I’ve written that the safest place for birth is in the hospital. Ample staff, access to technology, an operating room and blood products are in hospitals, not at home. So, if one is wanting the safest (with regards to the mother’s and baby’s lives) place for any birth, the hospital wins, hands down. But, there are trade-offs and they do not always have anything to do with “the experience.” At home, technology isn’t foisted on women and babies, technology that can hinder labors and cause more problems than they solve (induction and augmentation as one huge example). Women are also treated as human beings and while this might seem “experience-y,” civility can help women relax and allow their labors unfold as well as trust the provider more and, therefore, be more inclined to share worries or concerns about what is happening in the labor.
Regarding delivering before 41 weeks 3 days as the ideal time frame, if a woman is wanting a VBAC, this timeline allows hospital interactions if the birth doesn't happen before then. That labor might begin after that and an HBAC happening, that's certainly true, but I am inclined to want to offer the mom every opportunity for a VBAC and, to me, that includes the hospital "interventions." Again, it does seem awful arbitrary, but just how I feel.
This is, in no way, meant as The End of the VBAC/HBAC discussion, but a beginning. Women must play out every scenario, discuss every concern with their partners and providers (ideally, a medical and midwifery provider in order to get a balanced perspective) and ultimately decide, for themselves, if the (extremely) minimal risk of a catastrophic rupture is worth staying at home. Remembering that uterine ruptures also happen before labor even begins can help them consider the risks.
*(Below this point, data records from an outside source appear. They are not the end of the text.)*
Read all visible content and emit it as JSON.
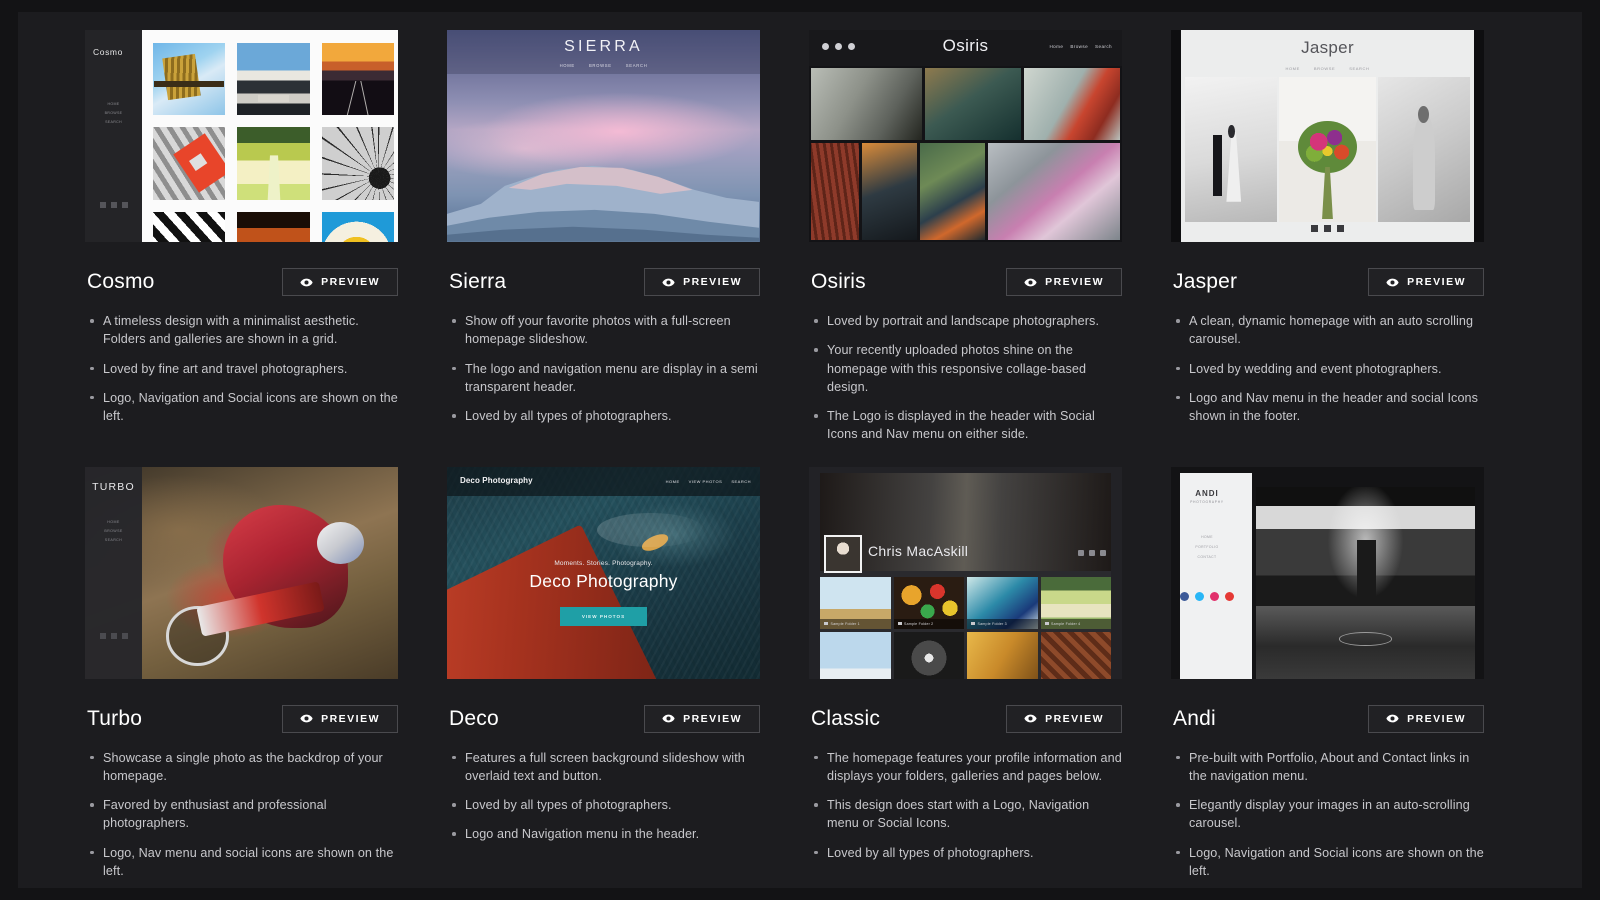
{
  "page": {
    "background_color": "#1c1c1f",
    "outer_color": "#131315",
    "text_color": "#c8c8cc"
  },
  "preview_button": {
    "label": "PREVIEW",
    "icon": "eye-icon",
    "border_color": "#4a4a4e"
  },
  "cards": [
    {
      "id": "cosmo",
      "title": "Cosmo",
      "features": [
        "A timeless design with a minimalist aesthetic. Folders and galleries are shown in a grid.",
        "Loved by fine art and travel photographers.",
        "Logo, Navigation and Social icons are shown on the left."
      ],
      "thumb": {
        "logo": "Cosmo",
        "nav": [
          "HOME",
          "BROWSE",
          "SEARCH"
        ],
        "layout": "left-sidebar-grid"
      }
    },
    {
      "id": "sierra",
      "title": "Sierra",
      "features": [
        "Show off your favorite photos with a full-screen homepage slideshow.",
        "The logo and navigation menu are display in a semi transparent header.",
        "Loved by all types of photographers."
      ],
      "thumb": {
        "logo": "SIERRA",
        "nav": [
          "HOME",
          "BROWSE",
          "SEARCH"
        ],
        "layout": "fullscreen-slideshow"
      }
    },
    {
      "id": "osiris",
      "title": "Osiris",
      "features": [
        "Loved by portrait and landscape photographers.",
        "Your recently uploaded photos shine on the homepage with this responsive collage-based design.",
        "The Logo is displayed in the header with Social Icons and Nav menu on either side."
      ],
      "thumb": {
        "logo": "Osiris",
        "nav": [
          "Home",
          "Browse",
          "Search"
        ],
        "layout": "collage"
      }
    },
    {
      "id": "jasper",
      "title": "Jasper",
      "features": [
        "A clean, dynamic homepage with an auto scrolling carousel.",
        "Loved by wedding and event photographers.",
        "Logo and Nav menu in the header and social Icons shown in the footer."
      ],
      "thumb": {
        "logo": "Jasper",
        "nav": [
          "HOME",
          "BROWSE",
          "SEARCH"
        ],
        "layout": "light-carousel"
      }
    },
    {
      "id": "turbo",
      "title": "Turbo",
      "features": [
        "Showcase a single photo as the backdrop of your homepage.",
        "Favored by enthusiast and professional photographers.",
        "Logo, Nav menu and social icons are shown on the left."
      ],
      "thumb": {
        "logo": "TURBO",
        "nav": [
          "HOME",
          "BROWSE",
          "SEARCH"
        ],
        "layout": "left-sidebar-photo"
      }
    },
    {
      "id": "deco",
      "title": "Deco",
      "features": [
        "Features a full screen background slideshow with overlaid text and button.",
        "Loved by all types of photographers.",
        "Logo and Navigation menu in the header."
      ],
      "thumb": {
        "logo": "Deco Photography",
        "nav": [
          "HOME",
          "VIEW PHOTOS",
          "SEARCH"
        ],
        "tagline": "Moments. Stories. Photography.",
        "headline": "Deco Photography",
        "cta": "VIEW PHOTOS",
        "cta_color": "#1f9fa6",
        "layout": "hero-overlay"
      }
    },
    {
      "id": "classic",
      "title": "Classic",
      "features": [
        "The homepage features your profile information and displays your folders, galleries and pages below.",
        "This design does start with a Logo, Navigation menu or Social Icons.",
        "Loved by all types of photographers."
      ],
      "thumb": {
        "profile_name": "Chris MacAskill",
        "folder_captions": [
          "Sample Folder 1",
          "Sample Folder 2",
          "Sample Folder 3",
          "Sample Folder 4"
        ],
        "layout": "profile-cover"
      }
    },
    {
      "id": "andi",
      "title": "Andi",
      "features": [
        "Pre-built with Portfolio, About and Contact links in the navigation menu.",
        "Elegantly display your images in an auto-scrolling carousel.",
        "Logo, Navigation and Social icons are shown on the left."
      ],
      "thumb": {
        "logo": "ANDI",
        "sublogo": "PHOTOGRAPHY",
        "nav": [
          "HOME",
          "PORTFOLIO",
          "CONTACT"
        ],
        "social_colors": [
          "#3b5998",
          "#29b6f6",
          "#e1306c",
          "#e53935"
        ],
        "layout": "light-sidebar-photo"
      }
    }
  ]
}
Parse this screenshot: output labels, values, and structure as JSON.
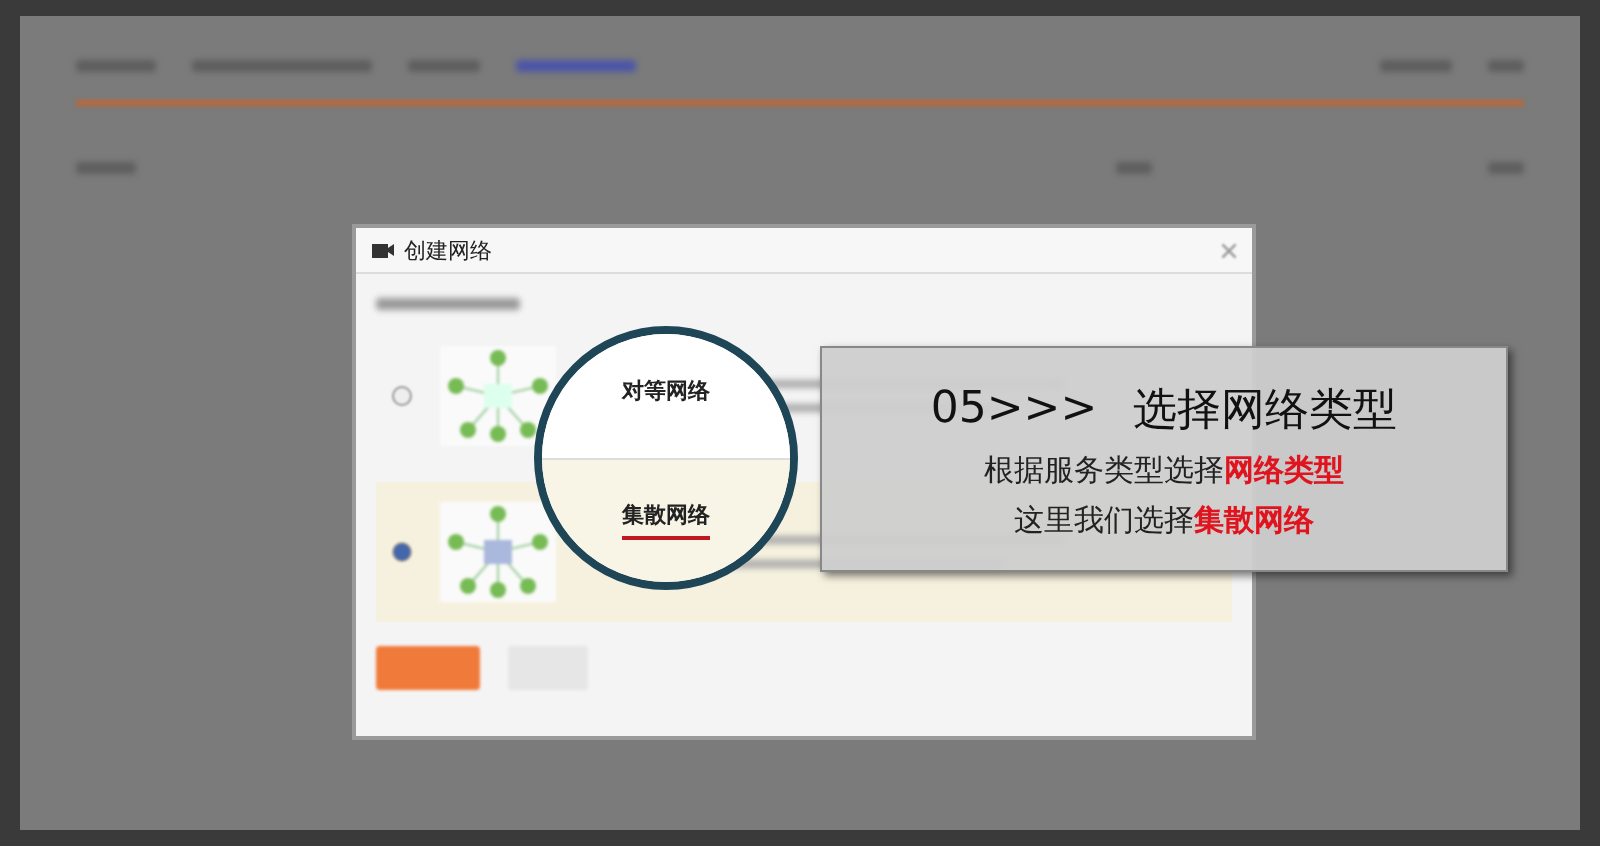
{
  "dialog": {
    "title": "创建网络",
    "options": [
      {
        "label": "对等网络",
        "selected": false
      },
      {
        "label": "集散网络",
        "selected": true
      }
    ]
  },
  "callout": {
    "step": "05>>>",
    "heading": "选择网络类型",
    "lines": [
      "根据服务类型选择**网络类型**",
      "这里我们选择**集散网络**"
    ]
  }
}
In this discussion on my Navelgazing Midwife Facebook Page, women have shared their stories of uterine rupture and fetal death, so acknowledging that possible reality is crucial. Weighing each location’s pluses and minuses is vital. The only two uterine ruptures I've had with clients have been with women having their first babies and the women were induced/augmented with pitocin. I've known of other ruptures, but have no experience with any catastrophic ruptures. But, even so, I absolutely understand the risks. (I have seen a maternal death, so totally get risks in birth.)
For me, I would, with the above ideal situations, attempt an HBAC. Even though my daughter hasn’t had a previous vaginal birth or a baby under 9 pounds, I believe that, with care, she could attempt an HBAC next time. That, above everything else I’ve said, speaks volumes. (Not that she would want or try to HBAC; she isn’t pregnant, so moot at the moment.)
I look forward to thoughts and concerns, though I did try to address most of them.